Honestly, that sounds like sheer paranoia to me. I don't recall liberal books being banned during the Reagan and Bush years because they were "un-American" or whatever. Heck, even during the height of the McCarthy era, I don't remember Marx or Mao being banned by the government. And the last time I checked, the shelves at Wal-Mart and my local grocery store were fully stocked with the latest books by Glenn Beck or Ann Coulter or whomever. And I'm sure you can still find Ayn Rand in any sizable bookstore or library. There is that pesky little First Amendment, you know, and if you really think that the evil Democrats or liberals or whomever are out to destroy the Bill of Rights . . . well, that's a pretty farfetched scenario. You might as well worry about the gorillas or computers taking over.
Aside from the one in your head? Nowhere. Certainly not in the good ol' God Blessed United States of America, E Pluribus Unum.
I don't think public libraries carry any Marx or Mao, nor physical bookstores. That's why left-wing parties usually set up shop as, literally, a shop, for books and periodicals that are not freely available due to "market forces." Mail order has been prone to interference/surveillance by the USPS at various times. The worst was the decades in the antebellum South of course, which censored abolitionist literature. Happily for the purity of American morals, Ayn Rand is pretty much always available. Often, like 1984, she's pushed as a "classic" in sections devoted to improving YA minds. (For much the same reasons.) The rape scene in The Fountainhead I'm sure has been very educational to less sophisticated teens for years now.
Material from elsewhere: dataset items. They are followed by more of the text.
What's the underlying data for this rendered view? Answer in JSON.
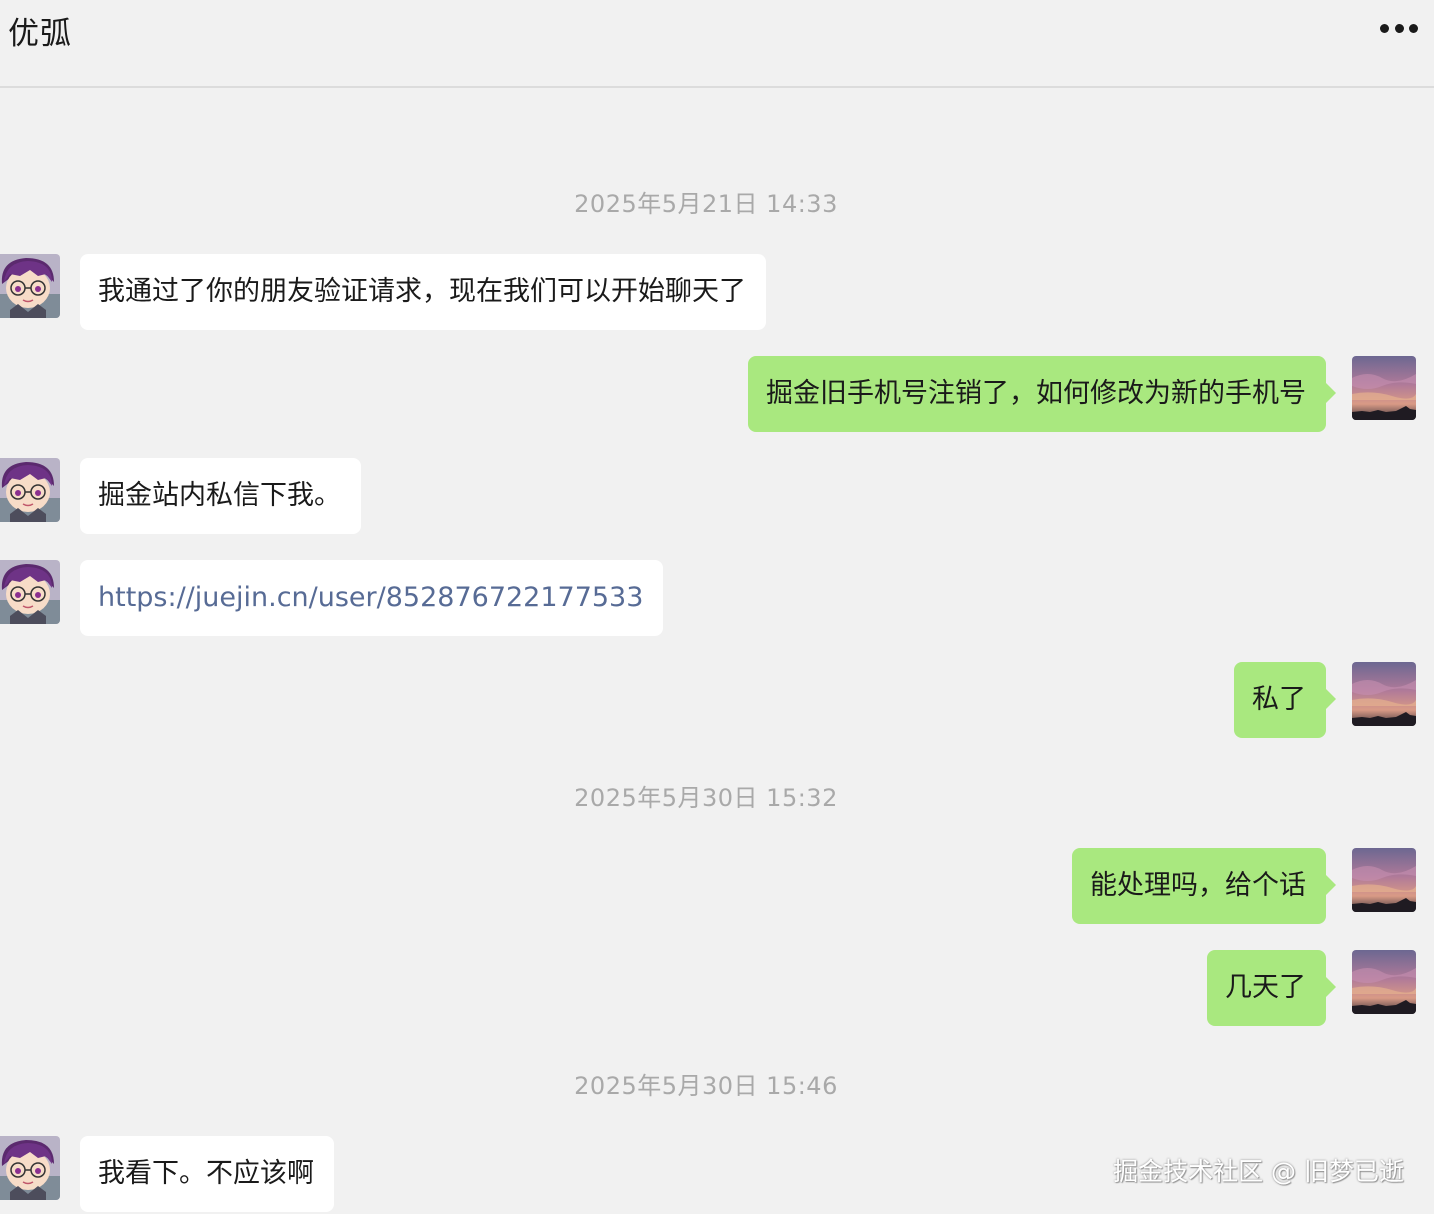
{
  "header": {
    "title": "优弧",
    "more_icon": "more-icon"
  },
  "timestamps": [
    "2025年5月21日 14:33",
    "2025年5月30日 15:32",
    "2025年5月30日 15:46"
  ],
  "messages": [
    {
      "side": "in",
      "text": "我通过了你的朋友验证请求，现在我们可以开始聊天了"
    },
    {
      "side": "out",
      "text": "掘金旧手机号注销了，如何修改为新的手机号"
    },
    {
      "side": "in",
      "text": "掘金站内私信下我。"
    },
    {
      "side": "in",
      "text": "https://juejin.cn/user/852876722177533"
    },
    {
      "side": "out",
      "text": "私了"
    },
    {
      "side": "out",
      "text": "能处理吗，给个话"
    },
    {
      "side": "out",
      "text": "几天了"
    },
    {
      "side": "in",
      "text": "我看下。不应该啊"
    }
  ],
  "watermark": "掘金技术社区 @ 旧梦已逝",
  "colors": {
    "background": "#f1f1f1",
    "incoming_bubble": "#ffffff",
    "outgoing_bubble": "#a9e87f",
    "link": "#576b95",
    "timestamp": "#a9a9a9"
  }
}
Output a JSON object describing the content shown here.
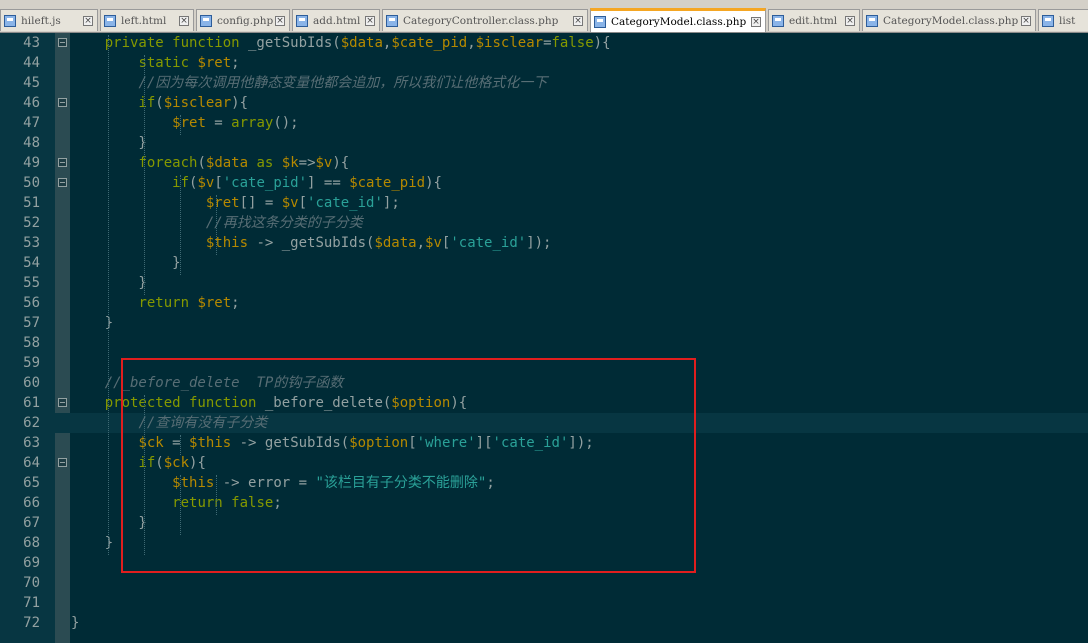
{
  "tabs": [
    {
      "label": "hileft.js",
      "active": false
    },
    {
      "label": "left.html",
      "active": false
    },
    {
      "label": "config.php",
      "active": false
    },
    {
      "label": "add.html",
      "active": false
    },
    {
      "label": "CategoryController.class.php",
      "active": false
    },
    {
      "label": "CategoryModel.class.php",
      "active": true
    },
    {
      "label": "edit.html",
      "active": false
    },
    {
      "label": "CategoryModel.class.php",
      "active": false
    },
    {
      "label": "list",
      "active": false
    }
  ],
  "tab_close_glyph": "×",
  "editor": {
    "theme_colors": {
      "background": "#002b36",
      "keyword": "#859900",
      "variable": "#b58900",
      "string": "#2aa198",
      "comment": "#586e75",
      "annotation_box": "#e01e1e"
    },
    "current_line": 62,
    "annotated_lines": [
      59,
      73
    ],
    "lines": [
      {
        "n": "43",
        "fold": true,
        "tokens": [
          [
            "plain",
            "    "
          ],
          [
            "kw",
            "private function"
          ],
          [
            "plain",
            " _getSubIds("
          ],
          [
            "var",
            "$data"
          ],
          [
            "plain",
            ","
          ],
          [
            "var",
            "$cate_pid"
          ],
          [
            "plain",
            ","
          ],
          [
            "var",
            "$isclear"
          ],
          [
            "plain",
            "="
          ],
          [
            "kw",
            "false"
          ],
          [
            "plain",
            "){"
          ]
        ]
      },
      {
        "n": "44",
        "fold": false,
        "tokens": [
          [
            "plain",
            "        "
          ],
          [
            "kw",
            "static"
          ],
          [
            "plain",
            " "
          ],
          [
            "var",
            "$ret"
          ],
          [
            "plain",
            ";"
          ]
        ]
      },
      {
        "n": "45",
        "fold": false,
        "tokens": [
          [
            "plain",
            "        "
          ],
          [
            "cmt",
            "//因为每次调用他静态变量他都会追加，所以我们让他格式化一下"
          ]
        ]
      },
      {
        "n": "46",
        "fold": true,
        "tokens": [
          [
            "plain",
            "        "
          ],
          [
            "kw",
            "if"
          ],
          [
            "plain",
            "("
          ],
          [
            "var",
            "$isclear"
          ],
          [
            "plain",
            "){"
          ]
        ]
      },
      {
        "n": "47",
        "fold": false,
        "tokens": [
          [
            "plain",
            "            "
          ],
          [
            "var",
            "$ret"
          ],
          [
            "plain",
            " = "
          ],
          [
            "kw",
            "array"
          ],
          [
            "plain",
            "();"
          ]
        ]
      },
      {
        "n": "48",
        "fold": false,
        "tokens": [
          [
            "plain",
            "        }"
          ]
        ]
      },
      {
        "n": "49",
        "fold": true,
        "tokens": [
          [
            "plain",
            "        "
          ],
          [
            "kw",
            "foreach"
          ],
          [
            "plain",
            "("
          ],
          [
            "var",
            "$data"
          ],
          [
            "plain",
            " "
          ],
          [
            "kw",
            "as"
          ],
          [
            "plain",
            " "
          ],
          [
            "var",
            "$k"
          ],
          [
            "plain",
            "=>"
          ],
          [
            "var",
            "$v"
          ],
          [
            "plain",
            "){"
          ]
        ]
      },
      {
        "n": "50",
        "fold": true,
        "tokens": [
          [
            "plain",
            "            "
          ],
          [
            "kw",
            "if"
          ],
          [
            "plain",
            "("
          ],
          [
            "var",
            "$v"
          ],
          [
            "plain",
            "["
          ],
          [
            "str",
            "'cate_pid'"
          ],
          [
            "plain",
            "] == "
          ],
          [
            "var",
            "$cate_pid"
          ],
          [
            "plain",
            "){"
          ]
        ]
      },
      {
        "n": "51",
        "fold": false,
        "tokens": [
          [
            "plain",
            "                "
          ],
          [
            "var",
            "$ret"
          ],
          [
            "plain",
            "[] = "
          ],
          [
            "var",
            "$v"
          ],
          [
            "plain",
            "["
          ],
          [
            "str",
            "'cate_id'"
          ],
          [
            "plain",
            "];"
          ]
        ]
      },
      {
        "n": "52",
        "fold": false,
        "tokens": [
          [
            "plain",
            "                "
          ],
          [
            "cmt",
            "//再找这条分类的子分类"
          ]
        ]
      },
      {
        "n": "53",
        "fold": false,
        "tokens": [
          [
            "plain",
            "                "
          ],
          [
            "var",
            "$this"
          ],
          [
            "plain",
            " -> _getSubIds("
          ],
          [
            "var",
            "$data"
          ],
          [
            "plain",
            ","
          ],
          [
            "var",
            "$v"
          ],
          [
            "plain",
            "["
          ],
          [
            "str",
            "'cate_id'"
          ],
          [
            "plain",
            "]);"
          ]
        ]
      },
      {
        "n": "54",
        "fold": false,
        "tokens": [
          [
            "plain",
            "            }"
          ]
        ]
      },
      {
        "n": "55",
        "fold": false,
        "tokens": [
          [
            "plain",
            "        }"
          ]
        ]
      },
      {
        "n": "56",
        "fold": false,
        "tokens": [
          [
            "plain",
            "        "
          ],
          [
            "kw",
            "return"
          ],
          [
            "plain",
            " "
          ],
          [
            "var",
            "$ret"
          ],
          [
            "plain",
            ";"
          ]
        ]
      },
      {
        "n": "57",
        "fold": false,
        "tokens": [
          [
            "plain",
            "    }"
          ]
        ]
      },
      {
        "n": "58",
        "fold": false,
        "tokens": []
      },
      {
        "n": "59",
        "fold": false,
        "tokens": []
      },
      {
        "n": "60",
        "fold": false,
        "tokens": [
          [
            "plain",
            "    "
          ],
          [
            "cmt",
            "//_before_delete  TP的钩子函数"
          ]
        ]
      },
      {
        "n": "61",
        "fold": true,
        "tokens": [
          [
            "plain",
            "    "
          ],
          [
            "kw",
            "protected function"
          ],
          [
            "plain",
            " _before_delete("
          ],
          [
            "var",
            "$option"
          ],
          [
            "plain",
            "){"
          ]
        ]
      },
      {
        "n": "62",
        "fold": false,
        "tokens": [
          [
            "plain",
            "        "
          ],
          [
            "cmt",
            "//查询有没有子分类"
          ]
        ]
      },
      {
        "n": "63",
        "fold": false,
        "tokens": [
          [
            "plain",
            "        "
          ],
          [
            "var",
            "$ck"
          ],
          [
            "plain",
            " = "
          ],
          [
            "var",
            "$this"
          ],
          [
            "plain",
            " -> getSubIds("
          ],
          [
            "var",
            "$option"
          ],
          [
            "plain",
            "["
          ],
          [
            "str",
            "'where'"
          ],
          [
            "plain",
            "]["
          ],
          [
            "str",
            "'cate_id'"
          ],
          [
            "plain",
            "]);"
          ]
        ]
      },
      {
        "n": "64",
        "fold": true,
        "tokens": [
          [
            "plain",
            "        "
          ],
          [
            "kw",
            "if"
          ],
          [
            "plain",
            "("
          ],
          [
            "var",
            "$ck"
          ],
          [
            "plain",
            "){"
          ]
        ]
      },
      {
        "n": "65",
        "fold": false,
        "tokens": [
          [
            "plain",
            "            "
          ],
          [
            "var",
            "$this"
          ],
          [
            "plain",
            " -> error = "
          ],
          [
            "str",
            "\"该栏目有子分类不能删除\""
          ],
          [
            "plain",
            ";"
          ]
        ]
      },
      {
        "n": "66",
        "fold": false,
        "tokens": [
          [
            "plain",
            "            "
          ],
          [
            "kw",
            "return false"
          ],
          [
            "plain",
            ";"
          ]
        ]
      },
      {
        "n": "67",
        "fold": false,
        "tokens": [
          [
            "plain",
            "        }"
          ]
        ]
      },
      {
        "n": "68",
        "fold": false,
        "tokens": [
          [
            "plain",
            "    }"
          ]
        ]
      },
      {
        "n": "69",
        "fold": false,
        "tokens": []
      },
      {
        "n": "70",
        "fold": false,
        "tokens": []
      },
      {
        "n": "71",
        "fold": false,
        "tokens": []
      },
      {
        "n": "72",
        "fold": false,
        "tokens": [
          [
            "plain",
            "}"
          ]
        ]
      }
    ]
  }
}
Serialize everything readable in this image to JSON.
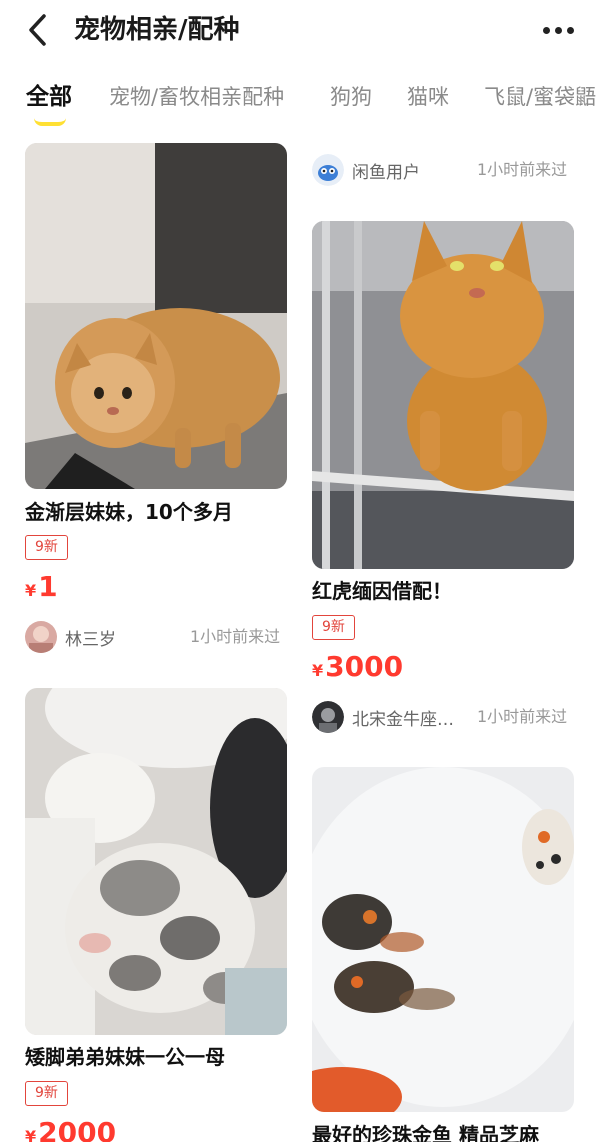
{
  "header": {
    "title": "宠物相亲/配种"
  },
  "tabs": [
    {
      "label": "全部",
      "active": true
    },
    {
      "label": "宠物/畜牧相亲配种",
      "active": false
    },
    {
      "label": "狗狗",
      "active": false
    },
    {
      "label": "猫咪",
      "active": false
    },
    {
      "label": "飞鼠/蜜袋鼯",
      "active": false
    }
  ],
  "feed": {
    "left": [
      {
        "title": "金渐层妹妹，10个多月",
        "condition": "9新",
        "currency": "¥",
        "price": "1",
        "seller": "林三岁",
        "time": "1小时前来过"
      },
      {
        "title": "矮脚弟弟妹妹一公一母",
        "condition": "9新",
        "currency": "¥",
        "price": "2000"
      }
    ],
    "right": [
      {
        "seller": "闲鱼用户",
        "time": "1小时前来过"
      },
      {
        "title": "红虎缅因借配！",
        "condition": "9新",
        "currency": "¥",
        "price": "3000",
        "seller": "北宋金牛座…",
        "time": "1小时前来过"
      },
      {
        "title": "最好的珍珠金鱼 精品芝麻"
      }
    ]
  },
  "colors": {
    "price": "#ff3a2f",
    "badge": "#e2453c",
    "tab_underline": "#ffe033"
  }
}
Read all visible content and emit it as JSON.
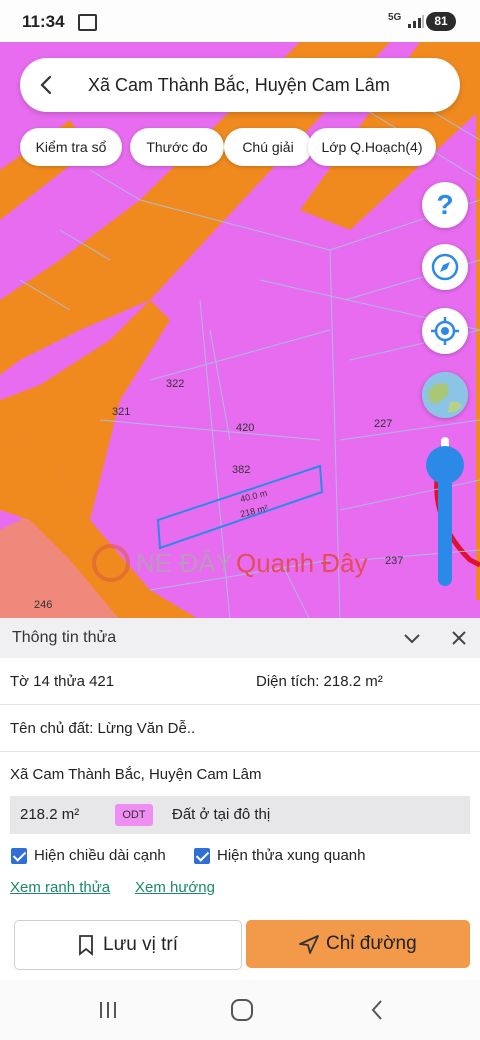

Now I hate to be hoity-toity, but...The Jungle? Sinclair observed he aimed for America's heart and hit its stomach. Being where the national soul resides, The Jungle is a YA classic too. (It is well known the concerned adults, teachers and librarians who make up the YA classic reading lists do insist on certain works aimed at improving the morals.) The Jungle makes a case for government banning poisonous foods being sold for profit. This kind of socialism is innocuous enough yet allows the listmakers to congratulate themselves on their daring. No, I think what you need to read as a genuine counterpoise to Rand's utopian thriller is Jack London's dystopian thriller, The Iron Heel. After reading the chapter on the Chicago Commune you could follow up by reading Heinlein's The Moon is a Harsh Mistress, especially the sequence describing the peacekeeper assault on Luna City.